ランナーを許しても簡単には崩れないのがエースたる所以

 この時期の北谷名物である強風に吹かれながら、神妙な表情の大野がマウンドに立つ。“調整” などというつもりは微塵もなさそうな、シーズン中さながらの雰囲気を纏ったエースをこの時期に見るのは、少々不思議な感じがする。

 滑り出しは決して磐石とは言い難かった。先頭の近本光司にいきなり2ボールとし、フルカウントからすっぽ抜けて四球。今日はこの高めに抜ける球が多く、調子自体はむしろ悪かったのではないかと思う。もっとも2月の実戦初登板で “調子云々” というのも性急な話ではあるが、「勝つ」と公言して憚らない大野に対しては多少シビアな見方をしてもバチは当たらないだろう。

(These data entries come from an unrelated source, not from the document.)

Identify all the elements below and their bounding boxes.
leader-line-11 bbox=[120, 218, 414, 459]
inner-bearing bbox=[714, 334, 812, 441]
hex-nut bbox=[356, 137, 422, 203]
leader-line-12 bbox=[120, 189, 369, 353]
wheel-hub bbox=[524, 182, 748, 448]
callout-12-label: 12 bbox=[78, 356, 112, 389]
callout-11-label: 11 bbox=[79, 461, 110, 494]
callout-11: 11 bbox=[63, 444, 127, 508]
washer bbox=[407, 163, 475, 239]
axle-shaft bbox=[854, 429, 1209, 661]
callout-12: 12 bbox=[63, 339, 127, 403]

 ただ、ランナーを許しても簡単には崩れないのがエースたる所以(ゆえん)か。初回の1死二塁、2回の2死二、三塁というピンチを慌てずに切り抜け、結果的には2イニング無失点と「内容よりも結果」を実践してみせた。

 初登板を終えたコメントも一貫している。

「内容どうこうよりも0で帰ってきたいというのが一番だった。オープン戦も勝ちにこだわってやってきたいと思っていたので、0で帰ってこられて良かった」(スポーツ報知

 途中ストレートの四球を許すなど終始不安定な内容ではあったが、それでも有言実行を果たす辺りはさすがである。

 未だ公表されていない開幕投手だが、大野が3月25日を見据えているのは言動からして確実。開幕戦の相手である巨人は既に、菅野智之に8度目の開幕マウンドを託すことを明らかにしている。

 大野対菅野ーーこれまで何度も相対してきた宿命のマッチアップから、2022年のプロ野球が幕を開けるのはほぼ確定とみて間違いなさそうだ。

 

 最後に。大野の粘投もさる事ながら、今日の勝利は1番・岡林勇希の躍動なくしてあり得なかった。特に決勝のホームを踏んだ2点目。いや、あれは「踏んだ」のではなく「跳んで、奪った」という表現が適切だろう。凄まじいスピードでベースを駆け抜け、完璧なタイミングでホームを陥れた背番号60の躍動感たるや、まさしく疾風の如し。

 立浪ドラゴンズは早くも超優秀なリードオフマンを育ててしまったようだ。